Tuesday, January 5, 2010
What you need:
~ 1 small yellow onion, diced
~ 1 T. coconut oil
~ 4 cups chicken stock (I use homemade)
~ 2 cups of cooked shredded chicken (or more if you like it extra chicken-y!)
~ ½ bag frozen sweet corn
~ 2-3 cans Rotel (original)
~ ½ cup brown rice
~ 2 Tbsp. dried cilantro leaves
~ Salt to taste
~ Shredded cheese (we like Monterey Jack)
~ Sour cream
~ Flour tortillas (approx. 4 8" tortillas)
* In large soup pot, sautee onions in coconut oil.

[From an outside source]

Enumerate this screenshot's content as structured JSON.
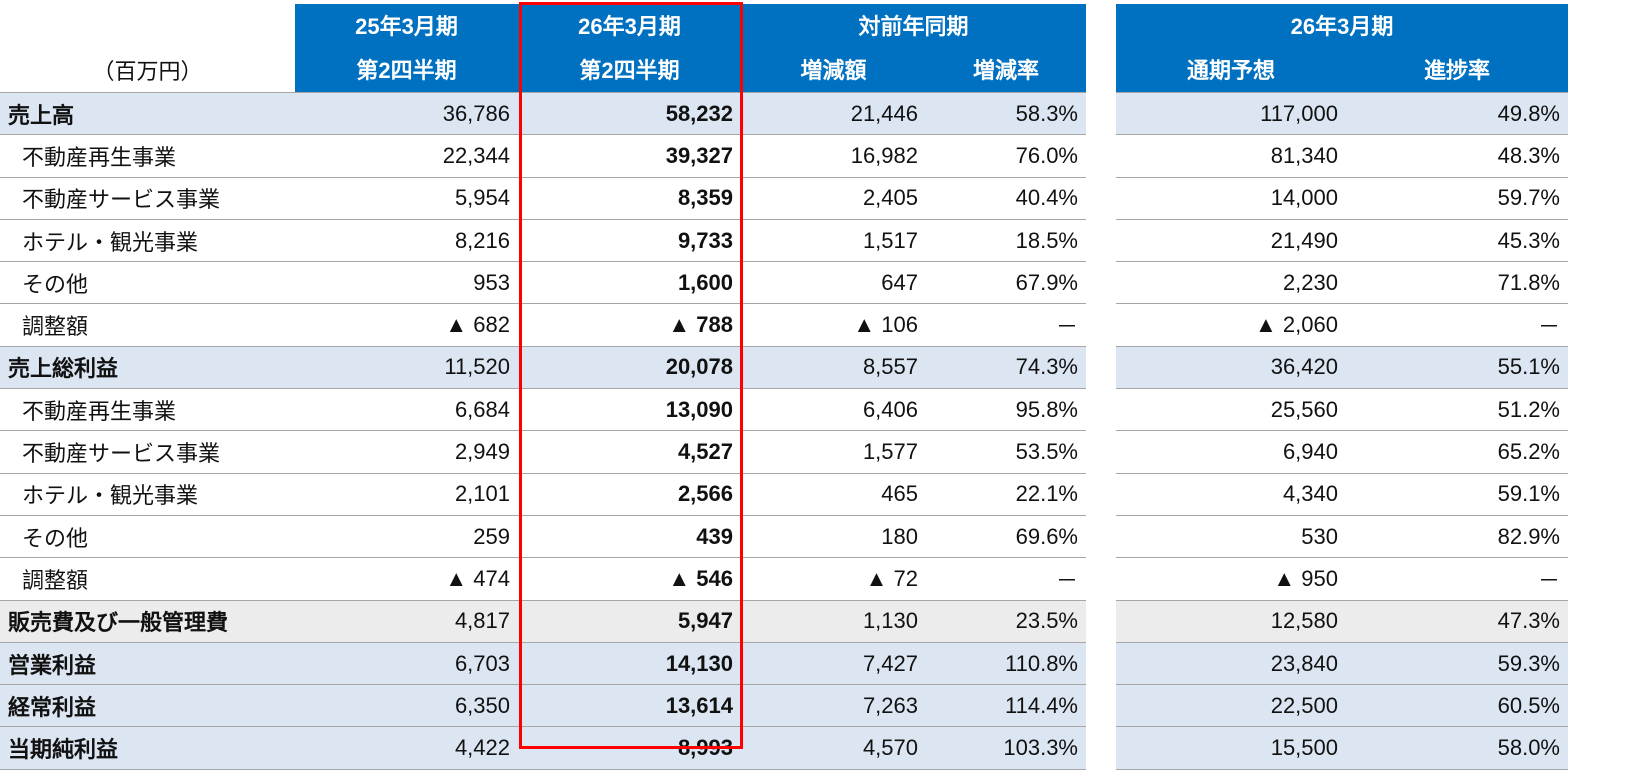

* Add chicken stock and bring to boil.
* Add corn, rice and cilantro, reduce heat to medium and allow to cook at gentle boil for approximately 45 minutes (until rice is tender).
* Meanwhile, slice tortillas into 1" x 4" strips and bake on a parchment lined cookie sheet at 350 until crispy (be careful, they go from crispy to burnt really quickly!).
* Once rice is tender, add chicken, corn, Rotel and salt.
* Return to simmer and allow to heat thru.
Edited to add: You might need to add water as it's cooking to keep it the proper "soup" consistency!
Serve topped with shredded cheese, a dollop of sour cream and crispy tortilla strips.